While the Vietnam National Oil and Gas Group (PVN) always prides itself on the fact that it accounts for 30 percent of the state’s total budget collection, it has in fact contributed only 56 percent of its revenues from oil extracting activities to the budget.

 

The rate is much lower than that of other oil and gas enterprises in other countries.

In Russia, Vietnam’s main partner in oil extracting, the rate is as high as 72 percent, according to an official from the Ministry of Finance.

This means that while they are operating in the same sector, the budget contribution the Russian oil and gas enterprises have to give is 16 percentage points higher than that of their Vietnamese counterparts, he said.

“It is a huge disparity,” commented Doctor Le Dang Doanh, former member of the Prime Minister’s research board.

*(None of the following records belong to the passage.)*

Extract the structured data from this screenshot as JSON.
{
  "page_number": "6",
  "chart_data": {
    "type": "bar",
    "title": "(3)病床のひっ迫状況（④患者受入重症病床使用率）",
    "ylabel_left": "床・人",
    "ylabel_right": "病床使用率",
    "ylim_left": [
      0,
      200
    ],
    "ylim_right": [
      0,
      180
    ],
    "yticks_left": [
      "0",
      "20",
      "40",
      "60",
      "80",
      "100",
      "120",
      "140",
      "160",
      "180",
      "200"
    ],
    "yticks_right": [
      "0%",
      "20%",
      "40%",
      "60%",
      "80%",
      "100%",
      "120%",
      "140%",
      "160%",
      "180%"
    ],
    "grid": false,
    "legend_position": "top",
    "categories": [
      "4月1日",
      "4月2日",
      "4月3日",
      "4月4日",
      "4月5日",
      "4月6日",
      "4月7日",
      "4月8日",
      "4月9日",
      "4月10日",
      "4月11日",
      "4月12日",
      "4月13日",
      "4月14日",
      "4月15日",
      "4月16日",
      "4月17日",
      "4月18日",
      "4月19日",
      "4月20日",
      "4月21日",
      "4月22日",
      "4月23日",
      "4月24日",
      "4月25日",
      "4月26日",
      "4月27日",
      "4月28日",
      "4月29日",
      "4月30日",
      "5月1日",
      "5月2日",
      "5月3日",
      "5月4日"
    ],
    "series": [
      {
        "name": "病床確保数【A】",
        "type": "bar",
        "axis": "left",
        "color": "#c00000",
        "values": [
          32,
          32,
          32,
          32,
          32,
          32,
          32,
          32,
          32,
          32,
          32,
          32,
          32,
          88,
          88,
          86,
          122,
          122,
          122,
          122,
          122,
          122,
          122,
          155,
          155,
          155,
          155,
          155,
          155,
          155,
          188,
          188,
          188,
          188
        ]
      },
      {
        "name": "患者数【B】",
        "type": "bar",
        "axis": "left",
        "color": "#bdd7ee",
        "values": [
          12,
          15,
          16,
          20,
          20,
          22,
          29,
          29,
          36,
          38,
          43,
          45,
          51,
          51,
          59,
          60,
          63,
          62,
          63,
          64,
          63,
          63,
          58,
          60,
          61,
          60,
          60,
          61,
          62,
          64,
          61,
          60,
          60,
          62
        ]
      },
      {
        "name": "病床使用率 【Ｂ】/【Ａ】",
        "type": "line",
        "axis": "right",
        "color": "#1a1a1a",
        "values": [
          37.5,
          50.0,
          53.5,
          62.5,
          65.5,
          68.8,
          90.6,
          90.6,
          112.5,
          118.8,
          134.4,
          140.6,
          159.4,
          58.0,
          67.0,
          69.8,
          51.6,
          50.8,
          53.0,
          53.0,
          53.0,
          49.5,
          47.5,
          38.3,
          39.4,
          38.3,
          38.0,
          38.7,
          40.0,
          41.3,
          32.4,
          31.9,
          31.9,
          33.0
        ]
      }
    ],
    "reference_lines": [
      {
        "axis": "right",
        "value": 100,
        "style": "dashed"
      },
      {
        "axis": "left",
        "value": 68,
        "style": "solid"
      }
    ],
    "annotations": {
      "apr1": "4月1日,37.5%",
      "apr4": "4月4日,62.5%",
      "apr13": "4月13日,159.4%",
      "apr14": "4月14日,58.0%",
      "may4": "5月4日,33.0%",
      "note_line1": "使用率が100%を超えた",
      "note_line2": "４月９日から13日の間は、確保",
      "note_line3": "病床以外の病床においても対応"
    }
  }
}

When PVN reaped around USD9 billion in revenues from oil and gas extracting activities in 2010, the difference was already as large as USD1.4 billion.

“We should review the case to ensure economic effectiveness for the country,” he urged.

The 56 percent contribution could be appropriate at a certain time, but amid these hard economic times it should be revised, said Doanh, adding that the country’s oil and gas reserves also show signs of becoming exhausted.

Even in Indonesia, a developing country like Vietnam, the budget contribution rate for the oil and gas sector is between 55 and 85 percent, Sanjeev Gupta, Oil and Gas Leader Asia Pacific Region at Ernst & Young, told Tuoi Tre in an interview on April 12.

“Only the areas with special preferential policies from the government can have the 55 percent rate,” he said.

Meanwhile, Malaysia-based Petronas also has to contribute 50 – 60 percent of revenues to their national state budget, he added.

The levy depends on not only the location of the reserves, but also how long they have been extracted from, he said.

With the new oil reserves, the rate can be low due to the high risks they pose.

“But with the long-extracted ones, as risks have reduced, the government should levy a higher rate,” he said.